"But arming them also makes them more dangerous to my clan."
"Your clan's safety isn't my priority. My sister's is."
Honest. Brutal. Completely reasonable from her perspective.
And completely unacceptable from mine.
I spit into the dust between us, the gesture carrying the formal rejection.
"We're not allies."
4
RESSA
Idon't flinch. Instead, I turn my back on him and shoulder my pack.
"Not yet."
The contradiction slides out soft as silk, sharp as winter. Kaelgor's silence behind me shows consideration. He's thinking, not just reacting. Good. Thoughtless allies are worse than honest enemies.
Thorne groans as I haul him upright. His broken leg dangles uselessly, but he can still talk, and that's what matters. Information has value. Everything else is secondary.
"Can you walk?" I ask Kaelgor without looking back.
"I can walk."
"Then follow me. We have business to finish."
The path out of Ember Hollow winds through collapsed archways and shattered courtyards, where morning light filters through dust clouds still settling from our recent escape. Each step takes us further from the ruins and closer to complications I'm not ready to face.
Heldrik won't approve.
He never approves.
My uncle sees everything through the lens of military advantage and territorial control. Personal motivations are weakness. Emotional attachments are liabilities. That I'm bringing an Ironspine warrior to our forward camp will trigger exactly the confrontation I've spent months avoiding.
But Kaelgor has information about Bloodfang movements. And he knows these territories better than any human scout.
Practical considerations outweigh political ones.
Usually.
Behind me, Kaelgor moves with the steady rhythm of someone accustomed to covering ground efficiently despite injury. His breathing stays even, his footfalls quiet. Professional competence wrapped in orc muscle and iron discipline.

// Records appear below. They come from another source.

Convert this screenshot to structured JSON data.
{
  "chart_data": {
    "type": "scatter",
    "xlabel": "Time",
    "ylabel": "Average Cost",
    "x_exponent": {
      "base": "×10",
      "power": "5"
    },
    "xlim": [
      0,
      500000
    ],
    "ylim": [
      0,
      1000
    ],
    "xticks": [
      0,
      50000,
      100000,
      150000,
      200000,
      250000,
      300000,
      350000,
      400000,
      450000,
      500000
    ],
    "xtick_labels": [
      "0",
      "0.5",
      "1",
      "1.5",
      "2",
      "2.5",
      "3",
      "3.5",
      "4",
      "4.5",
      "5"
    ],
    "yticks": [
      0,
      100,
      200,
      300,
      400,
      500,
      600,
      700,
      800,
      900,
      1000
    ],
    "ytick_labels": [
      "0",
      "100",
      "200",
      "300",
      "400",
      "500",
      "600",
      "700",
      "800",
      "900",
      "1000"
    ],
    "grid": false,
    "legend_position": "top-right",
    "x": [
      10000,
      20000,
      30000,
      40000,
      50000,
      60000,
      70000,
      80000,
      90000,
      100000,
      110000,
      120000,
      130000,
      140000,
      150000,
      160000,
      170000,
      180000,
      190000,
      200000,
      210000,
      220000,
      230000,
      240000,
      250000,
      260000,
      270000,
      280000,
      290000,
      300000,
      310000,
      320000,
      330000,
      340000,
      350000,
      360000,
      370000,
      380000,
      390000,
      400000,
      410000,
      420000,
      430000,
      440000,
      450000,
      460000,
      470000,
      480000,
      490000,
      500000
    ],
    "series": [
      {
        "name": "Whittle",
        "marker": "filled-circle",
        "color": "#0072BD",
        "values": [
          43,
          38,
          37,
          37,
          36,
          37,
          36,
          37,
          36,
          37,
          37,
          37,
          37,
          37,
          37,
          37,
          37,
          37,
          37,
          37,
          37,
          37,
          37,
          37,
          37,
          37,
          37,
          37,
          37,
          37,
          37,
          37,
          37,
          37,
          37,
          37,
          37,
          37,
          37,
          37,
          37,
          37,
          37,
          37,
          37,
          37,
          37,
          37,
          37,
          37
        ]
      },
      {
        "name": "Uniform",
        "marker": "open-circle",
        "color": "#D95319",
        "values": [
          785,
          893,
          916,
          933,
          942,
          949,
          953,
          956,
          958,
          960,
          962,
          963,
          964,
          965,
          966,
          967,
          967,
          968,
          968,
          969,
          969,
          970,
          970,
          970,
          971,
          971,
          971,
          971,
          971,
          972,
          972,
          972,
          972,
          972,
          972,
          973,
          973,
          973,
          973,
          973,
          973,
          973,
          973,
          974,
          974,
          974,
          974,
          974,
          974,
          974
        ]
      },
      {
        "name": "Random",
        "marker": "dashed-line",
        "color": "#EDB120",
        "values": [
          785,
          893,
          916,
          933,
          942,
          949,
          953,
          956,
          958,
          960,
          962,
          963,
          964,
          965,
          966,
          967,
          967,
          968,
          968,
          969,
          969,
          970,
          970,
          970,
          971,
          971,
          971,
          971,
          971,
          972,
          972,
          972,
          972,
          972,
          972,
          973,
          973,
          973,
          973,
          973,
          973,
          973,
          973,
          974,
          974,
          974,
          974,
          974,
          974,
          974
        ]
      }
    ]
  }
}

He could have killed Thorne during the collapse. Would have been easy to let debris finish what interrogation started.
But he didn't.
Interesting choice.
The approach to our forward camp takes us through a series of defensive checkpoints hidden among natural rock formations. My men recognize me from a distance and wave us through without challenge, but I view the way their hands drift toward weapons when they see Kaelgor.
Smart. But unnecessary.
For now.
"Your defenses are adequate," he says quietly.